Suppose I have an ordered vector where the first element is the number of visits to a website in a given period of time by the unique IP with the highest number of visits, the second element is the number of visits by the unique IP with the second highest number of visits, and so on. I understand there may be per site variations, but is there in general an assumed pattern to the shape of this vector? Does it, for instance, follow a power-law distribution?
No, unique visitors to a website do not follow a power law.
In the last few years, there has been increasing rigor in testing power law claims (e.g., Clauset, Shalizi and Newman 2009). Apparently, past claims often weren't well tested and it was common to plot the data on a log-log scale and rely on the "eyeball test" to demonstrate a straight line. Now that formal tests are more common, many distributions turn out not to follow power laws.
The best two references I know that examine user visits on the web are Ali and Scarr (2007) and Clauset, Shalizi and Newman (2009).
Ali and Scarr (2007) looked at a random sample of user clicks on a Yahoo website and concluded:
Prevailing wisdom is that the distribution of web clicks and pageviews follows a scale-free power law distribution. However, we have found that a statistically significantly better description of the data is the scale-sensitive Zipf- Mandelbrot distribution and that mixtures thereof further enhances the fit. Previous analyses have three disadvantages: they have used a small set of candidate distributions, analyzed out-of-date user web behavior (circa 1998) and used questionable statistical methodologies. Although we cannot preclude that a better fitting distribution may not one day be found, we can say for sure that the scale-sensitive Zipf-Mandelbrot distribution provides a statistically significantly stronger fit to the data than the scale-free power-law or Zipf on a variety of verticals from the Yahoo domain.

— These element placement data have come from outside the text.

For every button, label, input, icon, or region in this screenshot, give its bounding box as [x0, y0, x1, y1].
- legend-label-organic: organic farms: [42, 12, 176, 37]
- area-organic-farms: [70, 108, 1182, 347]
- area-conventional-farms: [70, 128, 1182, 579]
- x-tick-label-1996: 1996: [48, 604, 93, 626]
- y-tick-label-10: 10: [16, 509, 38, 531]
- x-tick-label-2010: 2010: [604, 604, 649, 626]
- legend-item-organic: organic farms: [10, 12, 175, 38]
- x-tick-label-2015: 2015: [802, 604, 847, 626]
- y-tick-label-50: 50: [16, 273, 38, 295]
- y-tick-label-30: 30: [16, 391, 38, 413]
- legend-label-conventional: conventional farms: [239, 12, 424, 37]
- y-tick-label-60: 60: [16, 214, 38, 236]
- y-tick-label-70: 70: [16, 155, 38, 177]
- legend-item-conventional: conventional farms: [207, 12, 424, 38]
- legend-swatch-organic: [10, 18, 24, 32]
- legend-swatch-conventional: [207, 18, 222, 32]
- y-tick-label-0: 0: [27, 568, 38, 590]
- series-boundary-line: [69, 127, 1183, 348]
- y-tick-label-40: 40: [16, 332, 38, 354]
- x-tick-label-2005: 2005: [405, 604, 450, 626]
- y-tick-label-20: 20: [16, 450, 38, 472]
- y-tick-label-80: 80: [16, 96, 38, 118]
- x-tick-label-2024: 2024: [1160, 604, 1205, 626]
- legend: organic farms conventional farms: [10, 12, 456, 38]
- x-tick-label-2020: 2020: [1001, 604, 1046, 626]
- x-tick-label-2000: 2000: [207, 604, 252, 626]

Here is a histogram of individual user clicks over a month and their same data on a log-log plot, with different models they compared. The data are clearly not on a straight log-log line expected from a scale-free power distribution.
Clauset, Shalizi and Newman (2009) compared power law explanations with alternative hypotheses using likelihood ratio tests and concluded both web hits and links "cannot plausibly be considered to follow a power law." Their data for the former were web hits by customers of the America Online Internet service in a single day and for the latter were links to web sites found in a 1997 web crawl of about 200 million web pages. The below images give the cumulative distribution functions P(x) and their maximum likelihood power-law ﬁts.
For both these data sets, Clauset, Shalizi and Newman found that power distributions with exponential cutoﬀs to modify the extreme tail of the distribution were clearly better than pure power law distributions and that log-normal distributions were also good fits. (They also looked at exponential and stretched exponential hypotheses.)
If you have a dataset in hand and are not just idly curious, you should fit it with different models and compare them (in R: pchisq(2 * (logLik(model1) – logLik(model2)), df = 1, lower.tail = FALSE) ). I confess I have no idea offhand how to model a zero-adjusted ZM model. Ron Pearson has blogged about ZM distributions and there is apparently an R package zipfR. Me, I would probably start with a negative binomial model but I am not a real statistician (and I'd love their opinions).
(I also want to second commenter @richiemorrisroe above who points out data are likely influenced by factors unrelated to individual human behavior, like programs crawling the web and IP addresses that represent many people's computers.)